When AI agents make thousands of decisions a day, consistent performance isn’t just a technical detail — it’s a business requirement.
Provisioned Throughput (PT) solves this by giving you reserved resources that guarantee capacity and predictable performance. To help you scale, we are updating PT on Vertex AI with three key improvements:
-
Model diversity: Run the right model for the right job.
-
Multimodal innovation: Process text, images, and video seamlessly.
-
Operational flexibility: Adapt your resources as your agents grow.
In this post, we’ll share the resources available to you today on Vertex AI, and how you can get started.
Expanding support for a diverse model portfolio
A mature AI strategy requires selecting the right model for the specific task. Vertex AI Model Garden, our curated set of 200+ first-party, third-party, and open-source models, makes it easy to use the best resource for your business needs.
We standardized the PT experience across this infrastructure to ensure your capacity strategy remains consistent regardless of the model you deploy.
-
Anthropic integration (private preview): You can now purchase and manage PT for Anthropic models directly from the Vertex AI console, bringing one of the industry’s leading third-party providers into your primary capacity workflow.
-
Open model ecosystem: We have extended PT support to the most popular open-source models, including Llama 4, Qwen3, GLM-4.7, and DeepSeek-OCR, all from the same console experience.
-
Unified governance: Because PT now covers all types of models under a single framework, engineering teams no longer need to design separate reservation or procurement strategies for different model providers.
Powering multimodal innovation
The next wave of AI agents are seeing, hearing, and acting in real time.

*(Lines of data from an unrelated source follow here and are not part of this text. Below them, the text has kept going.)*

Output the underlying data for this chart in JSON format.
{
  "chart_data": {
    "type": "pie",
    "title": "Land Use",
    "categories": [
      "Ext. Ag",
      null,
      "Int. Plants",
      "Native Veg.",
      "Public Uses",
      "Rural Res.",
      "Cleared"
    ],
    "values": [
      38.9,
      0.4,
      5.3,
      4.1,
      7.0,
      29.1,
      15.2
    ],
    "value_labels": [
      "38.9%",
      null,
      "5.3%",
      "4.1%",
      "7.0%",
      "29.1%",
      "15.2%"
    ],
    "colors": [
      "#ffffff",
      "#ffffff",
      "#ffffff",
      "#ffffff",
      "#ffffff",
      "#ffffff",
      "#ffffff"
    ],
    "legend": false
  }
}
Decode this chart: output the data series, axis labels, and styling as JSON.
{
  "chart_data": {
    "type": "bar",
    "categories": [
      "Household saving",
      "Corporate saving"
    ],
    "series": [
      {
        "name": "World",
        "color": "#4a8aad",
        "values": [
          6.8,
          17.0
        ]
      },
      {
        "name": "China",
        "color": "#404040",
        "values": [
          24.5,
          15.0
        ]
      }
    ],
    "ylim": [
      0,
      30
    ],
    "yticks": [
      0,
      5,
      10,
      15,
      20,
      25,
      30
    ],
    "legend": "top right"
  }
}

This movement toward native audio, high-definition video, and complex reasoning creates a massive, non-negotiable demand for reliable compute.
We are ensuring that PT supports these advanced modalities as soon as they reach your production environment.
-
Gemini 3 and Nano Banana: You can now secure dedicated PT for our most capable Gemini 3 models and Nano Banana, our state-of-the-art model for high-fidelity image generation and editing.
-
Gemini Live API: By using PT with Gemini Live API, you get the guaranteed throughput required for high-bandwidth multimodal streams – whether your agents are processing live video feeds or providing real-time audio responses.
-
Veo 3 and 3.1: For video workloads, PT GSU (Generative AI Scale Unit) minimums and incremental limits have been removed for Veo 3 and Veo 3.1. This allows you to purchase the exact amount of capacity you need, making it easier to scale video generation without being forced into high entry-level commitments.
Increasing operational flexibility
Scaling for global production shouldn’t mean sacrificing agility. We provide levers to treat AI compute as a dynamic resource that aligns with actual business cycles.
-
Flexible term lengths: We now offer 1-week PT terms for select models. This allows you to secure guaranteed capacity for high-impact, short-term windows – like a holiday traffic spike or a product launch – without a monthly or yearly commitment.
-
Proactive capacity planning: You can now schedule change orders for your PT requests up to two weeks in advance for select models. This enables your team to automate the ramp-up of resources for known peak events, shifting your strategy from reactive scaling to proactive planning.
-
Maximizing token value: For agentic workloads with long, repetitive contexts, PT now integrates with explicit caching for select models. This delivers reserved performance alongside the significant input cost reductions of caching, ensuring the price of your reservation aligns with actual business value.